Ok, that is better than what I said to the students when I muddled through a response. I hope this is helpful. There are a lot of wise people among our subscribers. Please chime in in the comments – help train our next generations of doctors.
We’ll call that the Sensible Medicine effect.
Though if it is helpful, it will lend credence to my concern that I am much more pithy on the page than IRL.
One of my most important early lessons occurred when I was working as an intern in the ER in 1968. A lady brought her son in for what clinically was c/w Strep throat. After examining the patient and speaking with the Mom, I wrote an order for a penicillin injection. Immediately after it was given I panicked because I had not asked her about penicillin allergy. I then asked the mother what reaction had occurred and what was done. She didn't remember all of the details so I explained to her what my mistake was and told her we were going to watch her son in the ER for several hours where we could treat him if any allergic reaction symptoms occurred. We kept close tabs on her son near the nurses desk (I went in to see him often). He did very well with no new issues and was discharged home several hours later. She thanked me for being honest and ultimately sought me ought over the next year to ask for advice about some of her son's additional medical concerns. It was certainly not the only mistake I made during my career, but it did teach me that patients are much more likely to be forgiving and tolerant when you are honest about your own errors.

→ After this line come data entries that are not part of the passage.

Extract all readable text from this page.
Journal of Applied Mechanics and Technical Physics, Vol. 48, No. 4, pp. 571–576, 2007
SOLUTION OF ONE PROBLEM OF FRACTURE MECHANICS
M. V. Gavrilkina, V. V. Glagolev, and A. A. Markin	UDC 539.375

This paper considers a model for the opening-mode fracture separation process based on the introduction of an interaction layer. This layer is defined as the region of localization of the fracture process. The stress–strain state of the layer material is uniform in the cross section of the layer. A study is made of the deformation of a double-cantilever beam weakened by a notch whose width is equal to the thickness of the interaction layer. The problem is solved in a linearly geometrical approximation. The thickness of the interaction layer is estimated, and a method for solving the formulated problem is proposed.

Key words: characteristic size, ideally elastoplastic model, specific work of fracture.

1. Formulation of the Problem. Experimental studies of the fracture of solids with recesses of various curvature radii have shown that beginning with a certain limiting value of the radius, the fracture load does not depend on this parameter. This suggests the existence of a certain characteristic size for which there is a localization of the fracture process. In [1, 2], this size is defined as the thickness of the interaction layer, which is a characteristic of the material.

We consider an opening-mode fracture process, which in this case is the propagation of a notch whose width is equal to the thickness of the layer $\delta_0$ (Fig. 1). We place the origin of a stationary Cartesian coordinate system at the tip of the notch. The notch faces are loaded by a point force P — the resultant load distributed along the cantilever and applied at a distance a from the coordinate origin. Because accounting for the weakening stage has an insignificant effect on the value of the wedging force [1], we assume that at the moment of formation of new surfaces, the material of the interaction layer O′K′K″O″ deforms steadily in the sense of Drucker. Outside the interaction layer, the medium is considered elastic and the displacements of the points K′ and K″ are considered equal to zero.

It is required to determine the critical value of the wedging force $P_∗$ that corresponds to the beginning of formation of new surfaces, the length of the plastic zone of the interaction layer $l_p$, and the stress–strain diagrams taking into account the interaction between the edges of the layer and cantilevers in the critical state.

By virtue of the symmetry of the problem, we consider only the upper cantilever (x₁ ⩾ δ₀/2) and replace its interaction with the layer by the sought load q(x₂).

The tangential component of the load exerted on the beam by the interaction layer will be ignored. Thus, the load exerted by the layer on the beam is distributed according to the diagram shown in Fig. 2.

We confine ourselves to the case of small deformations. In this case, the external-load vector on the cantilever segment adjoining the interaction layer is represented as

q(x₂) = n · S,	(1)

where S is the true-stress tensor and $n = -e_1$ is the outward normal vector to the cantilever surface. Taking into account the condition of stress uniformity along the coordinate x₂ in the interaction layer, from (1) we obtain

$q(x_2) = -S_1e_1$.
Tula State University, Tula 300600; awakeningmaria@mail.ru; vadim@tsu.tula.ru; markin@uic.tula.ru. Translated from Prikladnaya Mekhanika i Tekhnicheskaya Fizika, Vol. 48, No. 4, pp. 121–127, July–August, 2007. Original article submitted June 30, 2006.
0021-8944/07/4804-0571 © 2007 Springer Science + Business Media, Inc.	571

A few thoughts, and these echo some of the other comments you have received: Learn how to think. Clinical reasoning is not emphasized in the learning (and I am afraid, often in the teaching) of medical students. Clinical reasoning is not the same as finding an answer to the attending's question on your phone on UpToDate or whatever reference you are using while you are still at the patient's bedside. I agree with the comment: history is 90%, physical exam is 10%; but that's what separates B's from A's. It irks me to hear or read that physical exam is not important anymore, just order labs and imaging. How do you know what labs and imaging to order until you have put history and PE together? And finally, lets put a finer point on the student's greatest opportunity. The student (especially MS3) is the member of the team with the least work load and the most time at the end of the day. Go back, spend time with your patients, sit with them at their eye level, not looking down at them from standing; hold their hands, get to know them, let them tell you the stories of their lives, shed a few tears, let them know you see them as real people, not just as patients. Whatever specialty you go into, this is what the practice of medicine is all about, this is where you will find the most joy and the greatest reward.